Daniela Martin, an Aufbau editor and writer in New York, says the attention "must be seen in the context of the ongoing debate of whether there can ever be something like normalized relations between Germans and Jews in Germany."

The question has grown more relevant over the past decade: Germany is home to one of the world's fastest-growing Jewish communities, due to an influx from the former Soviet Union. There are now some 100,000 Jews, of a total population of 80 million. Aufbau joins the American Jewish Committee, an advocacy group, and the historical research-gathering Leo Baeck Institute, in opening its Berlin offices.

Still, the overwhelming attention the German media has devoted to Aufbau, can also be seen as "a sign that there's still nothing normal about the non-Jewish-Jewish relationship in Germany," says Deidre Berger, managing director of the American Jewish Committee's Berlin branch.

Nevertheless, Ms. Berger notes that the past 20 years has seen "lots of work on coming to terms with the past. A corps of people has emerged who are conversant in the German Jewish/non-Jewish dialogue. These are people who have been to Israel, who have researched prewar Jewish history in their local areas, who have organized events on Jewish topics, and who have sought contact with members of the Jewish community in Germany."

Youth recognize value

Berger and others say it's in probing Germany's rich cultural heritage that many young Germans, typically ranging from 20 to 30 years old, come across Aufbau: the more they study such areas as German literature, music, and science, the more they realize the significance of Jewish contributions.

Aufbau was originally founded for German Jews fleeing the Nazis as a practical guide to adjusting to American life.

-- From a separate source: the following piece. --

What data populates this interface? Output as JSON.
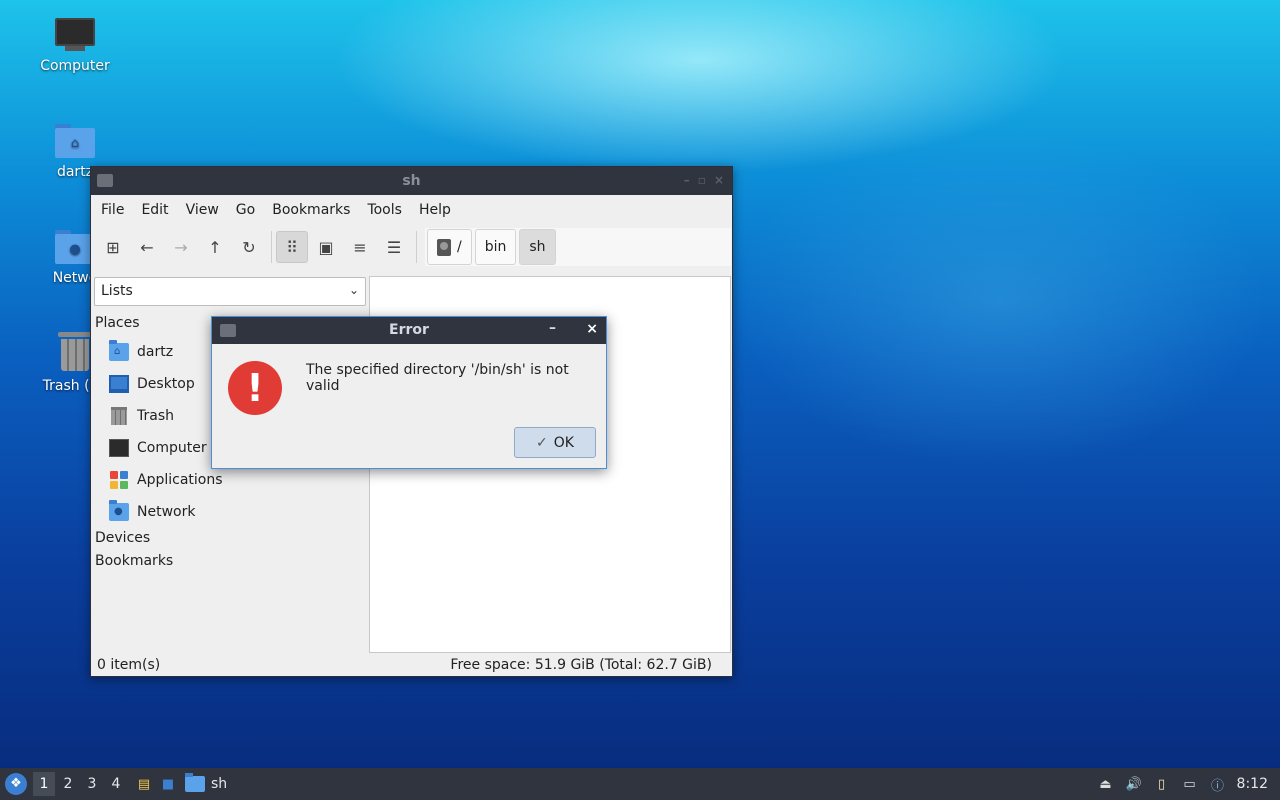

It included tips on job-seeking, navigating the city bureaucracy for public services, even American table manners. After the war, its classified section reunited families splintered by the Holocaust, while news articles kept readers abreast of German efforts to return looted property and compensate Jewish victims. Circulation soared to 50,000 across 30 different countries; and among its contributors were Albert Einstein and Hannah Arendt.

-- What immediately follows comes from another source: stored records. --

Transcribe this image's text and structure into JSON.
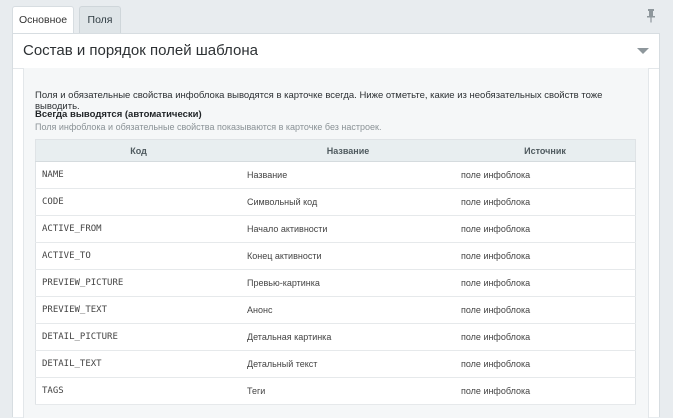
{
  "tabs": [
    {
      "label": "Основное"
    },
    {
      "label": "Поля"
    }
  ],
  "icons": {
    "pin": "pin-icon",
    "collapse": "collapse-arrow-icon"
  },
  "panel": {
    "title": "Состав и порядок полей шаблона",
    "intro": "Поля и обязательные свойства инфоблока выводятся в карточке всегда. Ниже отметьте, какие из необязательных свойств тоже выводить.",
    "section_title": "Всегда выводятся (автоматически)",
    "section_note": "Поля инфоблока и обязательные свойства показываются в карточке без настроек."
  },
  "table": {
    "columns": [
      "Код",
      "Название",
      "Источник"
    ],
    "rows": [
      {
        "code": "NAME",
        "name": "Название",
        "source": "поле инфоблока"
      },
      {
        "code": "CODE",
        "name": "Символьный код",
        "source": "поле инфоблока"
      },
      {
        "code": "ACTIVE_FROM",
        "name": "Начало активности",
        "source": "поле инфоблока"
      },
      {
        "code": "ACTIVE_TO",
        "name": "Конец активности",
        "source": "поле инфоблока"
      },
      {
        "code": "PREVIEW_PICTURE",
        "name": "Превью-картинка",
        "source": "поле инфоблока"
      },
      {
        "code": "PREVIEW_TEXT",
        "name": "Анонс",
        "source": "поле инфоблока"
      },
      {
        "code": "DETAIL_PICTURE",
        "name": "Детальная картинка",
        "source": "поле инфоблока"
      },
      {
        "code": "DETAIL_TEXT",
        "name": "Детальный текст",
        "source": "поле инфоблока"
      },
      {
        "code": "TAGS",
        "name": "Теги",
        "source": "поле инфоблока"
      }
    ]
  }
}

But aging and assimilation took their toll on circulation, with the number of subscribers plummeting to 8,000 a few years ago. After rejuvenating itself through the Internet, the paper plans to broaden its coverage of Germany and Europe and expand its small English section.

Like the new Jewish Museum in Berlin, Aufbau focuses not only on the Holocaust, but also highlights the 2,000 years of German-Jewish history. Also within the paper's 24 pages is extensive coverage of US politics, a topic hugely popular among young German intellectuals.

• Lucian Kim in Berlin contributed to this report.